Après Cannes en 2010, Marseille en 2012, Nice accueillera-t-elle le Seatrade Med en 2014 ? C'est le souhait de la capitale azuréenne, porté par Dominique Estève-Bazzini lors du dernier Cruise Shipping de Miami. Organisé tous les deux ans, le Seatrade Med réunit durant quatre jours toute la chaîne du marché de la croisière, des compagnies aux acheteurs en passant par les responsables ports, destinations et itinéraires. Bref, une visibilité exceptionnelle pour la destination qui l'obtient. Et Nice, qui recevra les organisateurs de l'événement le 22 avril prochain, compte bien en bénéficier. Encore faut-il distancer trois destinations concurrentes, encore inconnues à ce jour, même si la rumeur voit en Istanbul la figure de favori.

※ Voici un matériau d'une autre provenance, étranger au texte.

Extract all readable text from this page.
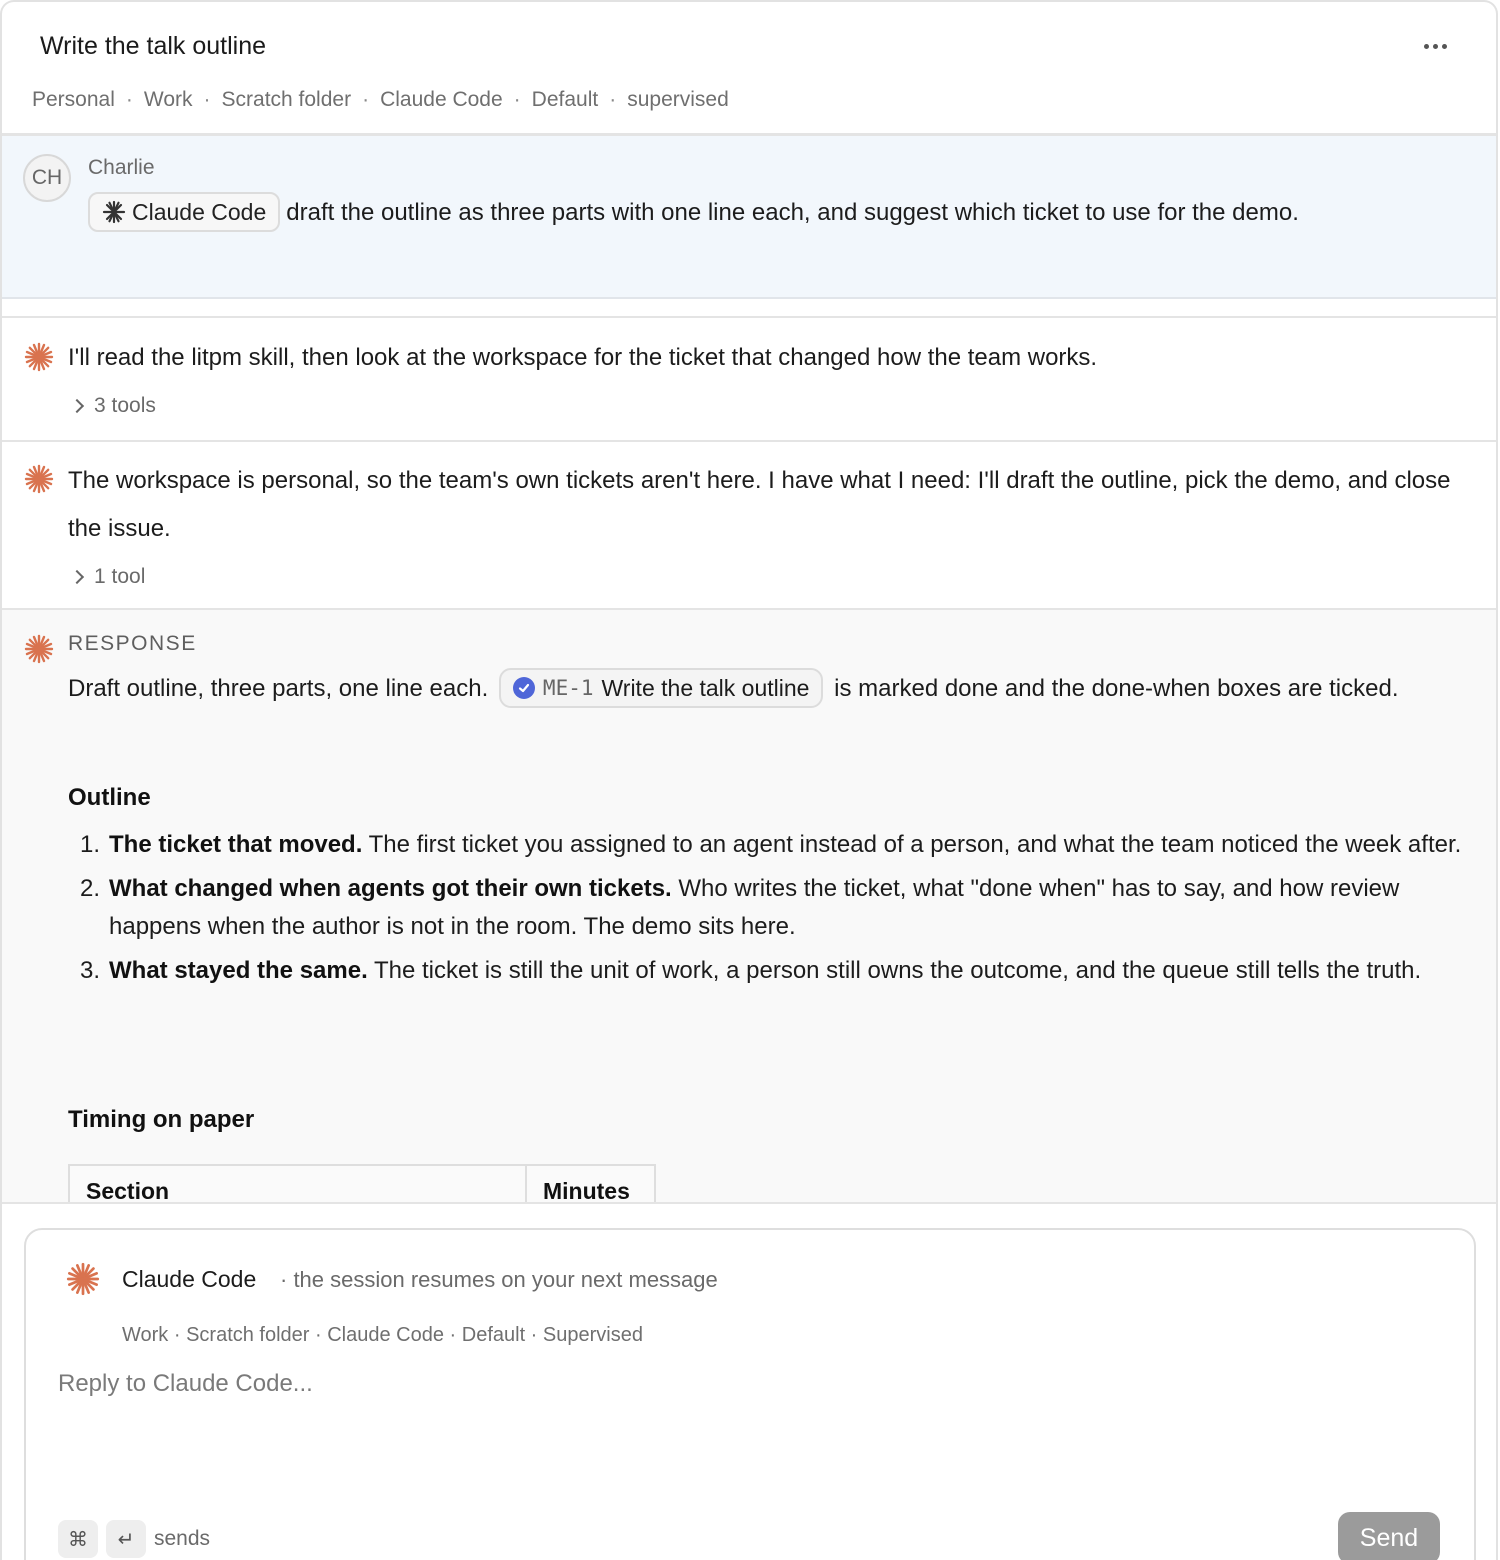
Write the talk outline
Personal · Work · Scratch folder · Claude Code · Default · supervised
CH	Charlie
Claude Code draft the outline as three parts with one line each, and suggest which ticket to use for the demo.
I'll read the litpm skill, then look at the workspace for the ticket that changed how the team works.
3 tools
The workspace is personal, so the team's own tickets aren't here. I have what I need: I'll draft the outline, pick the demo, and close the issue.
1 tool
RESPONSE
Draft outline, three parts, one line each.	ME-1 Write the talk outline is marked done and the done-when boxes are ticked.
Outline
1. The ticket that moved. The first ticket you assigned to an agent instead of a person, and what the team noticed the week after.
2. What changed when agents got their own tickets. Who writes the ticket, what "done when" has to say, and how review happens when the author is not in the room. The demo sits here.
3. What stayed the same. The ticket is still the unit of work, a person still owns the outcome, and the queue still tells the truth.
Timing on paper
Section	Minutes
Claude Code · the session resumes on your next message
Work · Scratch folder · Claude Code · Default · Supervised
Reply to Claude Code...
⌘	↵ sends	Send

Une industrie en plein essor
Il est vrai que le potentiel de la croisière à de quoi faire rêver. L'industrie, en croissance continue depuis 30 ans, est en pleine effervescence. 20,61 millions de passagers dans le monde en 2011, 21 millions en 2013, et des prévisions qui atteignent des sommets avec la prochaine montée en puissance de la clientèle asiatique qui, si elle ne représente aujourd'hui que 3 % des parts de marché, devrait atteindre les 25 % à l'horizon 2023. En France, la Côte d'Azur reste leader en nombre de passagers en escale. En 2012, ce sont plus de 700.000 croisiéristes qui sont descendus sur nos rivages, générant 40 millions d'euros de dépenses sur le département. Une clientèle qui pour moitié découvre la Côte d'Azur pour la première fois et qu'il faut convaincre de revenir...
Concurrence accrue
Mais la concurrence est farouche. Mondiale, avec des destinations qui se développent un peu partout autour du globe. Européenne, avec notamment une montée en gamme de l'Europe du Nord qui challenge la Méditerranée en été. Et régionale : Marseille et Toulon se renforcent, via la reconversion des quais industriels pour la première, militaires pour la seconde. Ainsi, la Cité Phocéenne prévoit d'accueillir 1,1 million de passagers en 2013. Quant à Toulon, la destination bénéficie d'une croissance exponentielle, passant en six ans de 25.000 à 325.000 croisiéristes. Ajaccio et Bastia se dotent de nouveaux quais. Et en Italie, Civitavecchia annonce 900 millions d'investissement au profit des têtes de ligne. Autant d'équipements qui leur permettent d'accueillir des gros porteurs à quai, contrairement à la Côte d'Azur qui, faute d'infrastructures adaptées, ne peut accueillir les bateaux de plus de 200 m de long. Un handicap qui pénalise la destination azuréenne, dont les conséquences se mesurent en pièces sonnantes et trébuchantes. Le passager de tête de ligne dépensant en moyenne 119 euros, contre 30 euros pour le passager en transit. Aussi, les acteurs azuréens jouent-ils les équilibristes, en privilégiant les têtes de ligne partielles, en multipliant les escales, et en jouant sur l'offre haut de gamme : navires plus petits mais pouvoir d'achat plus élevé. Il n'en reste pas moins que la Côte d'Azur perd peu à peu du terrain. Elle devrait accueillir en 2013 685.000 passagers.
Tourisme Nice se positionne pour l'organisation du Seatrade Med 2014, qui permettrait à la destination Côte d'Azur de se renforcer sur un marché très concurrentiel.